Round Two, Pick No. 55: Trent Murphy, Defensive End/Outside Linebacker, Stanford:

I wavered back and forth on taking a defensive end or an offensive tackle here in the second. Given the choices that the Bengals have to make on offensive lineman Anthony Collins and defensive end Michael Johnson, I'd say that Cincinnati is more likely to keep Collins. If they do that, a tackle wouldn't be needed here, much like the last-second Andre Smith re-signing last season (in which Collins could find himself in a similar situation). Given that, I went with a defensive end/linebacker hybrid here, which was a position that I thought the Bengals needed a month ago and have pined on the topic on Who-Dey Weekly lately.

The Bengals invested in Margus Hunt last year and though his potential and athleticism are off of the charts, he didn't prove much in 2013. Murphy is one of those "joker" hybrid defensive players that Marvin Lewis had plenty of in Baltimore with the Ravens.
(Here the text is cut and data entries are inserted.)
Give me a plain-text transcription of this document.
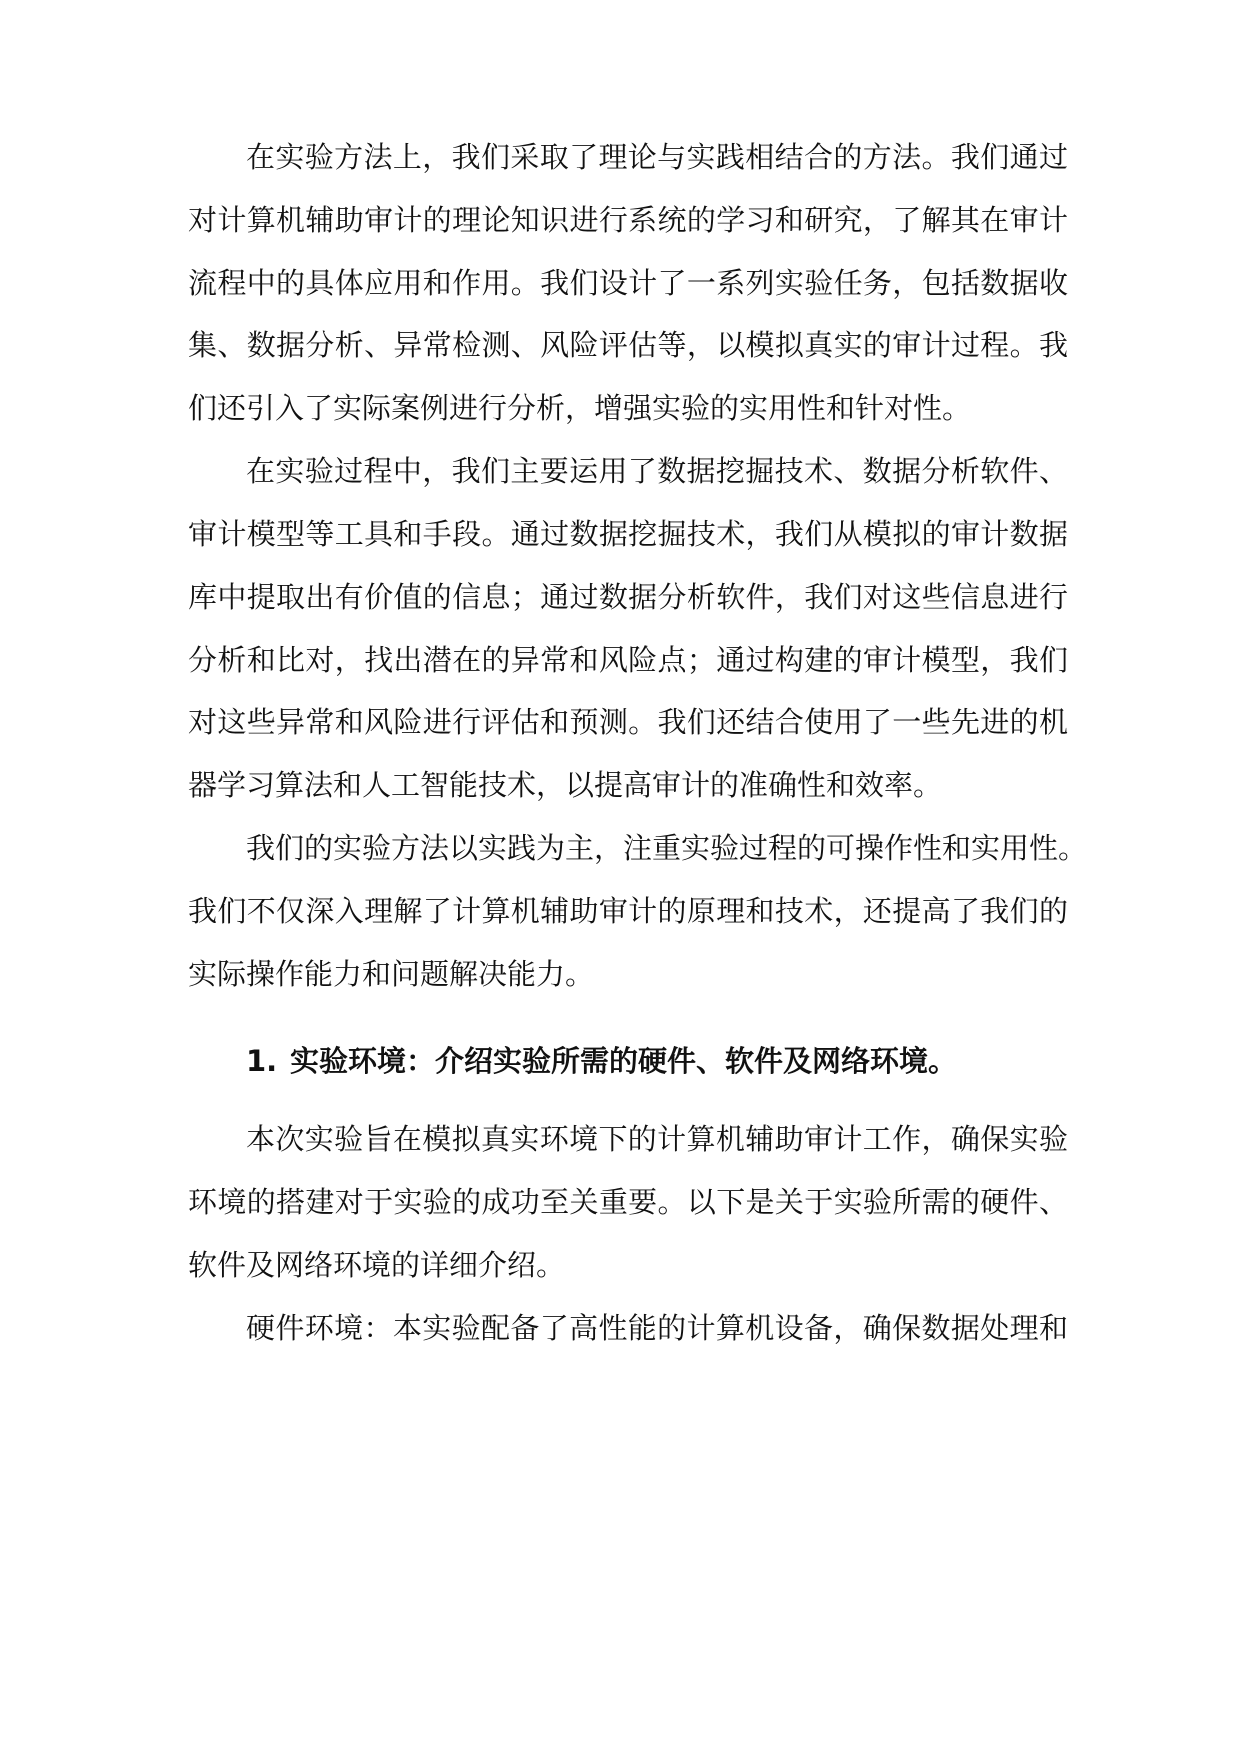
在实验方法上，我们采取了理论与实践相结合的方法。我们通过
对计算机辅助审计的理论知识进行系统的学习和研究，了解其在审计
流程中的具体应用和作用。我们设计了一系列实验任务，包括数据收
集、数据分析、异常检测、风险评估等，以模拟真实的审计过程。我
们还引入了实际案例进行分析，增强实验的实用性和针对性。
在实验过程中，我们主要运用了数据挖掘技术、数据分析软件、
审计模型等工具和手段。通过数据挖掘技术，我们从模拟的审计数据
库中提取出有价值的信息；通过数据分析软件，我们对这些信息进行
分析和比对，找出潜在的异常和风险点；通过构建的审计模型，我们
对这些异常和风险进行评估和预测。我们还结合使用了一些先进的机
器学习算法和人工智能技术，以提高审计的准确性和效率。
我们的实验方法以实践为主，注重实验过程的可操作性和实用性。
我们不仅深入理解了计算机辅助审计的原理和技术，还提高了我们的
实际操作能力和问题解决能力。
1. 实验环境：介绍实验所需的硬件、软件及网络环境。
本次实验旨在模拟真实环境下的计算机辅助审计工作，确保实验
环境的搭建对于实验的成功至关重要。以下是关于实验所需的硬件、
软件及网络环境的详细介绍。
硬件环境：本实验配备了高性能的计算机设备，确保数据处理和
Though he hasn't found the same success with that position in Cincinnati, it's one piece that is missing from this near-dominant Bengals defensive unit.

Even if Murphy develops as only a niche player, he could become a solid pass-rusher. Don't let that fool you into thinking that he can't help out on the edge because he can and will with his tenacity. He has a unique build at 6'6" and just over 250 pounds and was extremely productive for the Cardinal last season with 15 sacks and one interception that he returned for a touchdown. He also had two forced fumbles and 23.5 tackles for loss on the year.

Murphy isn't overly athletic, but has a tremendous motor and if used properly he could develop into a handy pass-rushing specialist for a team that might need one with Johnson's likely departure. Again, this pick is predicated on the team re-signing Collins and letting Johnson walk.

Round Three, Pick No.88: Marcus Martin, Center/Offensive Guard, USC:

What do the Bengals and offensive line coach Paul Alexander covet the most out of their linemen? Versatility. With Andrew Whitworth getting into his mid-30s, Collins' aforementioned uncertain future, Clint Boling rehabbing a late-season knee injury and Kyle Cook having his ups and downs, the offensive line needs to be addressed relatively early in this year's draft. Martin fits the versatility bill and would be a great mid-round pick for Cincinnati.

First, Martin is entering the draft as a center, so that should be made known upfront. He isn't as polished as a couple of players ranked ahead of him at his position (Travis Swanson and Weston Richburg), but he has shown enough in a short time to be one of the top interior linemen prospects in this year's draft. In his first two years at USC, Martin was a guard and did pretty well there--particularly as a sophomore. He was moved to center as a junior and won All-Pac-12 First Team honors. He has good size at 6'3" and 310 pounds and has displayed good tenacity and athleticism.

The thinking here is a potential upgrade at center for the Bengals, while also providing a decent guard option, if needed in a pinch. With the Bengals not usually valuing centers or guards high in the draft, the team could get a solid player with good upside at a draft position that doesn't cost much.

Round Four, Pick No.119: Aaron Murray, Quarterback, Georgia:

The Bengals arguably need a quarterback--be it as an upgrade to the backup situation or to push Andy Dalton, right? The Bengals also love drafting players from the University of Georgia, particularly in the mid-rounds of the draft. Enter Aaron Murray, who in my opinion, is one of the most under-appreciated prospects in this year's draft class.

He's tough, he has won in college, put up big stats (broke school passing records) in the SEC and is a gritty leader. So, what's the problem? He's also small (6'1", 201 pounds), didn't have some of the big-game wins that other SEC quarterbacks have had, and his arm isn't necessarily exceptional. Still, his arm is pretty dang good for a player of his size and he has a nice, compact throwing motion to boot. Though Murray's value seems about right in the fourth round, I think he's a better player than what people give him credit for.